There are no main roads where the Cann family lives for 10 months a year. As teachers and translators for Finisterre Vision, a cooperative ministry effort, they live in a small village in the jungled Finisterre Range along Papua New Guinea’s northeastern coast. It’s remote — roughly a one-and-a-half-day hike, followed by a three- to four-hour dingy ride across the bay to reach the closest city, Madang.

“It’s not an easy place to get to. When we travel, we pretty much do so by helicopter,” says Zach Cann, whose family of four have been Global Rescue members since 2018.

When one son — 9-year-old Jude — required urgent medical care in May 2021 after a bicycle accident near his home, the family needed immediate emergency helicopter transport.

Jude-and-his-brother

A Run-In with a Tree in the Jungle

“We’ve been doing missionary work in this village for seven years, so we have built a home here,” explains Cann. “It was just a normal day: I was working in my home office and the boys had gone outside to ride their bikes during a break from their homeschool lessons. The next thing I know, I’m rushing outside because I hear Jude crying. When I get to the door, I see my wife Cassidy coming up the steps with Jude and she’s holding his chin, which is absolutely gushing blood.”

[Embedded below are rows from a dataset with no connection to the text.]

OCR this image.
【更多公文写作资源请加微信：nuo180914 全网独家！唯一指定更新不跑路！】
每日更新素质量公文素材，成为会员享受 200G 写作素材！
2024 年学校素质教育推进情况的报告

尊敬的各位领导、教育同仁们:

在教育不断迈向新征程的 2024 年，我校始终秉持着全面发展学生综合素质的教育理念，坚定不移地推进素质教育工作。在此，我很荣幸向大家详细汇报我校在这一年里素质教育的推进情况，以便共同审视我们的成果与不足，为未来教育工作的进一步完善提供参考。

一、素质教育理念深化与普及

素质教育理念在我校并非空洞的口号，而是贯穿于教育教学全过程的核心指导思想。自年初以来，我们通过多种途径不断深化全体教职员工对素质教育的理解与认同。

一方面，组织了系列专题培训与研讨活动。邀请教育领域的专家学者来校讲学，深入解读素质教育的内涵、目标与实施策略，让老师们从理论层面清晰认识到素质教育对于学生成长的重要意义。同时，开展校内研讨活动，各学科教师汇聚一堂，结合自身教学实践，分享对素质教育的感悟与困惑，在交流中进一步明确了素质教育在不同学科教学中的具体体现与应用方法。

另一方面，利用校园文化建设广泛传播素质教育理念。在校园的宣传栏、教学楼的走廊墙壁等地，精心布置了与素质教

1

Jude had hit a tree after losing control of his bike zipping down a nearby grassy hill. But the chin laceration didn’t come from his fall to the ground. It was from a sharp branch on the tree that had recently been cut down by the villagers.

“I’m just thankful it wasn’t a stand of bamboo,” says Cann, alluding to how bamboo’s tensile strength surpasses steel. “He could have been skewered.”

Medical Evacuation to Ukarumpa and Beyond

Within about three hours after making a Skype call to Global Rescue for field rescue, Jude — along with Cassidy and brother, Oliver — were transported via helicopter to a clinic in Ukarumpa in the eastern highlands. That’s about 170 miles as the crow flies from the village.

“That’s considered pretty fast here,” notes Cann. “Especially given that you have to get government permission to fly.” That’s because Global Rescue works closely with local partners who have the necessary logistical know-how and approvals in place to execute a rescue quickly.

After administering stitches and obtaining X-ray images of Jude’s injury, medical staff determined the young boy had a broken jaw requiring a specialist. Unfortunately, the national hospitals don’t offer the level of care that Jude required. Clinic officials suggested Jude be medically transported to an appropriate facility — which would ordinarily be Australia. But Australia’s pandemic-related travel ban prevented the transfer. Fortunately, the Cann family was able to return to the U.S. — their home country — for care.

Global Rescue’s medical team of experts agreed, triggering the operations team to sort out the transport logistics for the family that included chartering a plane to get them from Ukarumpa to Port Moresby and arranging commercial flights from there to Phoenix, Arizona, by way of Los Angeles and Sydney, Australia.

“Looking back, that was a part of the Global Rescue system I really valued,” says Cann. “They took care of the logistics and made the plan to get us home. All we had to do was follow.” Global Rescue also cut through government red tape related to the pandemic when the flight home required a stopover in Sydney. Global Rescue operations team worked with Australian Ministry of Health officials to exempt the Canns from the country’s two-week quarantine requirement, which speeded up the family’s return to the U.S.

arriving-at-the-clinic

Glad to Have Global Rescue’s Travel Protection Services

When all was said and done, the ordeal took seven days, from the initial incident to arrival in Phoenix.

“You might think that sounds like a long time,” says Cann. “But given how remote we were and in a world with COVID-19 and so many constantly changing travel restrictions, the fact that we got back at all, in my mind, is a miracle. We were really thankful to have Global Rescue.”

As luck would have it, Jude’s injured jaw was re-evaluated and did not require surgery.

“He should have needed it, but the way it broke was the most ideal,” says Cann. “There was another bone supporting the break, so Jude just needed natural healing and a month-long diet of soft food.”